HPMCAS also has properties that promote solid-state kinetic stabilization of SDDs. These properties include: (1) a heterogeneous distribution of functional groups that interact with a broad range of chemical moieties; (2) a high glass transition temperature (T g), which limits mobility and stabilizes amorphous drug; and (3) relative hydrophobicity, which limits plasticization of the SDD when stored at high relative humidity (RH) or in the presence of residual solvent from the spray-drying process.

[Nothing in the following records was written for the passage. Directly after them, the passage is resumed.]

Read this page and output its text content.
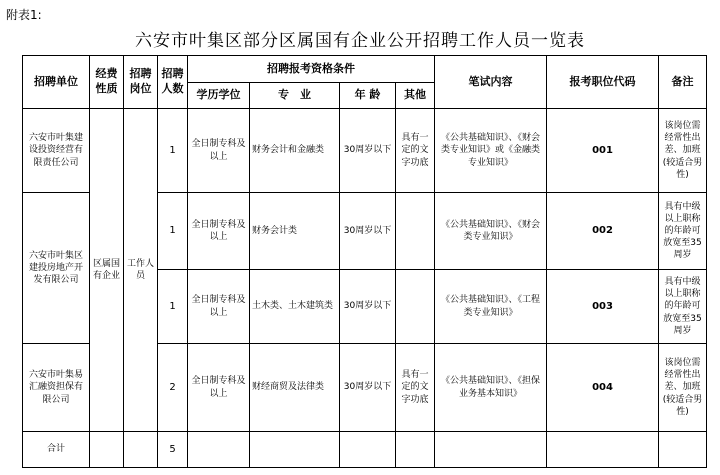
附表1:
六安市叶集区部分区属国有企业公开招聘工作人员一览表
招聘单位	经费性质	招聘岗位	招聘人数	招聘报考资格条件				笔试内容	报考职位代码	备注
				学历学位	专　业	年 龄	其他			
六安市叶集建设投资经营有限责任公司	区属国有企业	工作人员	1	全日制专科及以上	财务会计和金融类	30周岁以下	具有一定的文字功底	《公共基础知识》、《财会类专业知识》或《金融类专业知识》	001	该岗位需经常性出差、加班(较适合男性)
六安市叶集区建投房地产开发有限公司			1	全日制专科及以上	财务会计类	30周岁以下		《公共基础知识》、《财会类专业知识》	002	具有中级以上职称的年龄可放宽至35周岁
			1	全日制专科及以上	土木类、土木建筑类	30周岁以下		《公共基础知识》、《工程类专业知识》	003	具有中级以上职称的年龄可放宽至35周岁
六安市叶集易汇融资担保有限公司			2	全日制专科及以上	财经商贸及法律类	30周岁以下	具有一定的文字功底	《公共基础知识》、《担保业务基本知识》	004	该岗位需经常性出差、加班(较适合男性)
合计			5							
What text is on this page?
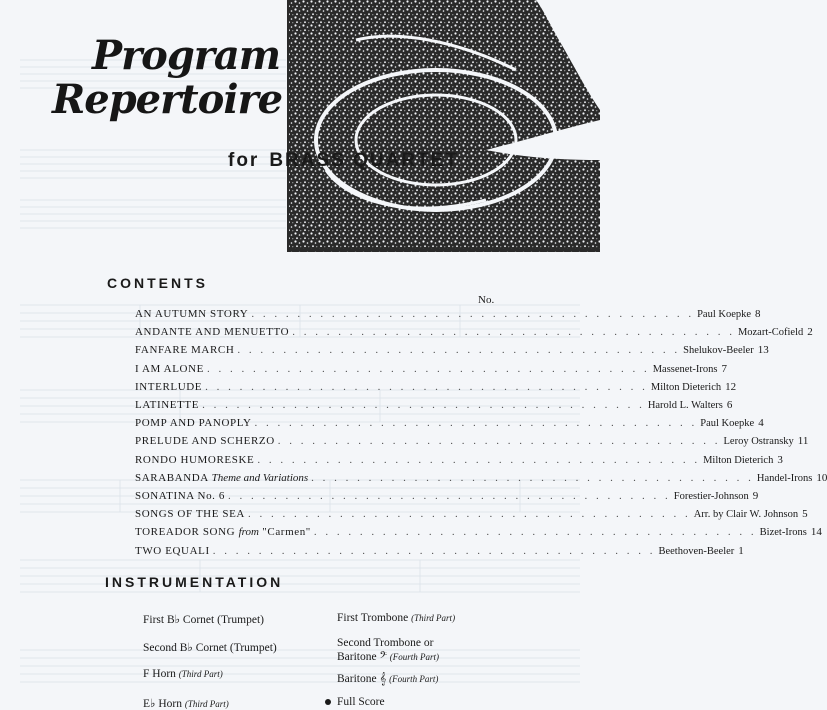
Program
Repertoire
for BRASS QUARTET
CONTENTS
No.
AN AUTUMN STORY . . . . . . . . . . . . . . . . . . . . . . . . . . . . . . . . . . . . . . . Paul Koepke 8
ANDANTE AND MENUETTO . . . . . . . . . . . . . . . . . . . . . . . . . . . . . . . . . . . . . . . Mozart-Cofield 2
FANFARE MARCH . . . . . . . . . . . . . . . . . . . . . . . . . . . . . . . . . . . . . . . Shelukov-Beeler 13
I AM ALONE . . . . . . . . . . . . . . . . . . . . . . . . . . . . . . . . . . . . . . . Massenet-Irons 7
INTERLUDE . . . . . . . . . . . . . . . . . . . . . . . . . . . . . . . . . . . . . . . Milton Dieterich 12
LATINETTE . . . . . . . . . . . . . . . . . . . . . . . . . . . . . . . . . . . . . . . Harold L. Walters 6
POMP AND PANOPLY . . . . . . . . . . . . . . . . . . . . . . . . . . . . . . . . . . . . . . . Paul Koepke 4
PRELUDE AND SCHERZO . . . . . . . . . . . . . . . . . . . . . . . . . . . . . . . . . . . . . . . Leroy Ostransky 11
RONDO HUMORESKE . . . . . . . . . . . . . . . . . . . . . . . . . . . . . . . . . . . . . . . Milton Dieterich 3
SARABANDA Theme and Variations . . . . . . . . . . . . . . . . . . . . . . . . . . . . . . . . . . . . . . . Handel-Irons 10
SONATINA No. 6 . . . . . . . . . . . . . . . . . . . . . . . . . . . . . . . . . . . . . . . Forestier-Johnson 9
SONGS OF THE SEA . . . . . . . . . . . . . . . . . . . . . . . . . . . . . . . . . . . . . . . Arr. by Clair W. Johnson 5
TOREADOR SONG from "Carmen" . . . . . . . . . . . . . . . . . . . . . . . . . . . . . . . . . . . . . . . Bizet-Irons 14
TWO EQUALI . . . . . . . . . . . . . . . . . . . . . . . . . . . . . . . . . . . . . . . Beethoven-Beeler 1
INSTRUMENTATION
First B♭ Cornet (Trumpet)
Second B♭ Cornet (Trumpet)
F Horn (Third Part)
E♭ Horn (Third Part)
First Trombone (Third Part)
Second Trombone or
Baritone 𝄢 (Fourth Part)
Baritone 𝄞 (Fourth Part)
Full Score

Spray drying has proven to be a robust and scalable method (from milligrams to metric tons) to manufacture drug/polymer dispersions from early formulation screening through commercial manufacture. Spray drying from an organic solution enables rapid drying kinetics, which can be critical for preparing homogeneous amorphous dispersions of drug and HPMCAS. The resulting SDDs have routinely exhibited excellent physical stability.
This chapter describes SDDs as a platform technology to enhance oral bioavailability of poorly soluble compounds and covers formulation and process-selection specification, and in vitro performance utilizing HPMCAS-based polymers.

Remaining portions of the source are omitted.